The Era of Using HR Data as Management Metrics

Sumitomo Metal Mining has introduced an HR system that turns group-wide talent data into management metrics. The goal is to centrally manage employee skills, experience, and evaluation data, leveraging it for business decisions.

As labor shortages intensify, the shift from viewing people as “costs” to “assets” and visualizing their utilization is accelerating. Particularly for large companies with group subsidiaries, optimizing talent allocation and advancing talent management are urgent priorities.

However, the question here is not whether using HR data as management metrics is right or wrong. Rather, it’s about how to handle that data.

From the perspective of “reversible management,” turning HR data into management metrics has a major pitfall: the risk of “fixing” people.

The Moment Data Fixes People

Data accumulated in HR systems appears to be objective and fair decision-making material. A skills map instantly shows who is suited for which task. Experience data quickly reveals the best candidate for a project leader role.

But pause and think. The “aptitude” and “track record” shown by data are based on past evaluations. Deciding future assignments based on past data risks overlooking a person’s growth potential and changes in aptitude due to environmental shifts.

In a mid-sized company I consulted for, the top three sales performers were promoted to lead a new business based on the HR system. However, while they excelled at routine sales, they had no experience building a business from scratch, and all three left within a year.

Data is merely a “snapshot at a certain point in time.” Treating it as an absolute metric fixes people into roles and leads to irreversible decisions.

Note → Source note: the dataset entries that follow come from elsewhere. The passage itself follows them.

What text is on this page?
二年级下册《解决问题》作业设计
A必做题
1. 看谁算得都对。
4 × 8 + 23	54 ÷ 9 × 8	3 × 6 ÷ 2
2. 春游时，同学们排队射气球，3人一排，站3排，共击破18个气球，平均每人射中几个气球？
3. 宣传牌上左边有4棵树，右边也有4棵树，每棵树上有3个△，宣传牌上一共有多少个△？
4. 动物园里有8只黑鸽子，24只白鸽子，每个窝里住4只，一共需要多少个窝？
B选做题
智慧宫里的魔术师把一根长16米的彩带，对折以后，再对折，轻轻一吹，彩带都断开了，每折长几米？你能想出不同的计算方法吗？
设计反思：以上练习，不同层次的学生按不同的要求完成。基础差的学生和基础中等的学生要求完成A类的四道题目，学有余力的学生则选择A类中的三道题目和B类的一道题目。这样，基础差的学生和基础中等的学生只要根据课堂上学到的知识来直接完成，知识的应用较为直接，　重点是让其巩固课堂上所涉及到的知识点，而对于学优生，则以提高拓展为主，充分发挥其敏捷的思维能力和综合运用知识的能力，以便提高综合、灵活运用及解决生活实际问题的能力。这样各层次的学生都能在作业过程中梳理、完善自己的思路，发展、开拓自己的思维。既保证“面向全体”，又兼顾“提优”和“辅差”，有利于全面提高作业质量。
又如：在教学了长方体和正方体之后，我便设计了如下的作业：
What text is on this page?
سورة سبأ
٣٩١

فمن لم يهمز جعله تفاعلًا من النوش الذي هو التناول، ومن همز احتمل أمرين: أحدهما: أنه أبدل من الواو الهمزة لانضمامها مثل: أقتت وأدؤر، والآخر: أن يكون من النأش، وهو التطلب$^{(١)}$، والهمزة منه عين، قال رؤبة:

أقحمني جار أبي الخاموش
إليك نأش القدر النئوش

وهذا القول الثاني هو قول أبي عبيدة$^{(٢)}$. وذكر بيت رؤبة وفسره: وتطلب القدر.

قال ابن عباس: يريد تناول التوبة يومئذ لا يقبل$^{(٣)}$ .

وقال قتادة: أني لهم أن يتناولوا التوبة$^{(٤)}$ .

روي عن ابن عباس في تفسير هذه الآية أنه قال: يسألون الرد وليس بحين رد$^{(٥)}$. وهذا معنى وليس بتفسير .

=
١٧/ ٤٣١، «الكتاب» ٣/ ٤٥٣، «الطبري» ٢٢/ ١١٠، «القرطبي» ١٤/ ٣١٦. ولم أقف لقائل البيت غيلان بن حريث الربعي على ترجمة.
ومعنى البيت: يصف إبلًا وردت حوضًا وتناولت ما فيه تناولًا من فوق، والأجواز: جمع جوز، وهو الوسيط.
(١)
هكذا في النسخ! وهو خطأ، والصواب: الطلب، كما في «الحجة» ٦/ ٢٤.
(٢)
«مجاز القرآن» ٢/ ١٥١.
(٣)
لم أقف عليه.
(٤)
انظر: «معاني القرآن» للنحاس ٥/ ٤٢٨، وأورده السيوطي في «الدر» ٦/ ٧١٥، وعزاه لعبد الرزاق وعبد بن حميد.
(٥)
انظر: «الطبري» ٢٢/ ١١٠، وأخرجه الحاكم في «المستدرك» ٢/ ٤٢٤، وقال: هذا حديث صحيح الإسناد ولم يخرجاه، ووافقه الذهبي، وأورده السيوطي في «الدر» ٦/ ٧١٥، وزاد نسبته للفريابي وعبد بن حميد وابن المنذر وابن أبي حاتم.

Three Patterns of Losing Reversibility

When turning HR data into management metrics, three points require special attention:

First is “role fixation.” Judging someone as “suited for accounting” based on data locks their career path into accounting, robbing them of opportunities to explore other possibilities.

Second is “evaluation fixation.” If past high evaluations continue to influence future assignments and promotions, there’s a risk of divergence from current performance. This is the trap of the so-called “halo effect.”

Third is “organizational structure fixation.” Designing an organization based on HR data creates a structure optimized for the current workforce composition. But as the business environment changes, so do the required talent profiles. An organization built on past data loses its adaptability to change.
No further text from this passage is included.